The true comparison for Exadata is with other converged appliances that are provided as a single SKU. In the Wikibon professional alert “The Limited Value of Oracle Exadata”, Wikibon shows that the Oracle Exadata appliance does have two specific savings areas over appliances without Oracle database support:
- The additional costs of installing and maintaining Oracle databases;
- The additional costs of indexing databases to perform full table scans.
However, the inflexibility of the Exadata configuration, the lack of the storage functionality described above and the isolation of resources from effective management by operations, far outweigh the potential savings of integrating Oracle. A Wikibon Return-on-Assets analysis (ROA) showed that Exadata has 86% higher costs, even after taking these two cost advantages into account.
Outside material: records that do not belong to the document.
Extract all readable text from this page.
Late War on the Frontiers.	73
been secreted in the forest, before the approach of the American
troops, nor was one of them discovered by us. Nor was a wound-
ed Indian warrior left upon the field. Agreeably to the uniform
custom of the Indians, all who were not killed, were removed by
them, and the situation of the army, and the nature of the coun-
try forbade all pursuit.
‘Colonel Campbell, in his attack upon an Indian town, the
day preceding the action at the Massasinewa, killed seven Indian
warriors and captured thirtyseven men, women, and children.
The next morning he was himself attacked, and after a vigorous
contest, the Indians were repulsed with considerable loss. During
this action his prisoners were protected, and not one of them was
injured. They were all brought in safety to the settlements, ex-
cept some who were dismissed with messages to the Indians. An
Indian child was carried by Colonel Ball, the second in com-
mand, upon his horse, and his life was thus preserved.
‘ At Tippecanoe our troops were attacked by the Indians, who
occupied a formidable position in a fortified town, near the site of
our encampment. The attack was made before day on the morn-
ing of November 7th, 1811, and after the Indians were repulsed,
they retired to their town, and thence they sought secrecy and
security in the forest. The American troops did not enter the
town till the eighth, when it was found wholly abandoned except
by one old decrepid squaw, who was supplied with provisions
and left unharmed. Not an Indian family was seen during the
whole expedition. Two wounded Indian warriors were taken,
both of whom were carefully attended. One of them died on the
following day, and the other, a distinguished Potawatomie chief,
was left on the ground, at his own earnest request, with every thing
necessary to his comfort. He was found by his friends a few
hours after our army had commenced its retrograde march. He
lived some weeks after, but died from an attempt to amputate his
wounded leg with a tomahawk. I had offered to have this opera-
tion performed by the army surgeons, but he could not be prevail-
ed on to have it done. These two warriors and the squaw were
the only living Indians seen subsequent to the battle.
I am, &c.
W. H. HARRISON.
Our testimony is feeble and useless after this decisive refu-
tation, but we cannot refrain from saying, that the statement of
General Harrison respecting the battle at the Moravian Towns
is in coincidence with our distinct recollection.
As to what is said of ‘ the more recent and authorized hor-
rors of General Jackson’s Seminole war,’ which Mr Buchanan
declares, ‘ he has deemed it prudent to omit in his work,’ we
The overall conclusion is that Exadata is a complete computing island, using components and integration that are far from best-of-breed. Being closer to Oracle may be initially attractive to the database group, which can use a DBA to control the development and operational databases. However, this is at the expense of higher costs for operational functions and greater difficulty and cost in accessing the data for other applications development and deployment groups. One of the key business benefits of databases is to ensure that data is available across the enterprise, not locked into an environment only accessible by a privileged few.
In general, appliances need to be able to fit in with normal data center standards and allow themselves to be managed as part of an application or application suite to meet the performance and availability SLAs agreed to between IT and the business.
Wikibon believes that Oracle needs to change its appliance philosophy completely or risk becoming irrelevant to the enterprise. Oracle should use much higher quality storage, server, and networking components with fewer constraints on configuration. The database appliance should be able to share resources with the rest of the data center and be managed as a component by the data center as a whole (e.g., managed by RESTful APIs).
Action Item: While early Exadata hype was exciting and alluring, research indicates that its value proposition is very narrow. When compared to traditional high performance storage systems (e.g. 3PAR, EMC, IBM and HDS), Exadata falls short because it lacks critical functions that both reduce storage capacity consumption and increase flexibility. In addition, Exadata is not well-suited for supporting general purpose applications across the portfolio. Customers considering Exadata should understand its use case and ensure that it can be justified based on its limited application breadth. In these cases, the integrated nature of Exadata will deliver value in the form of simplifying IT infrastructure, however that convenience will come at a steep price in the form of ongoing lock-in to Oracle's "Red Stack."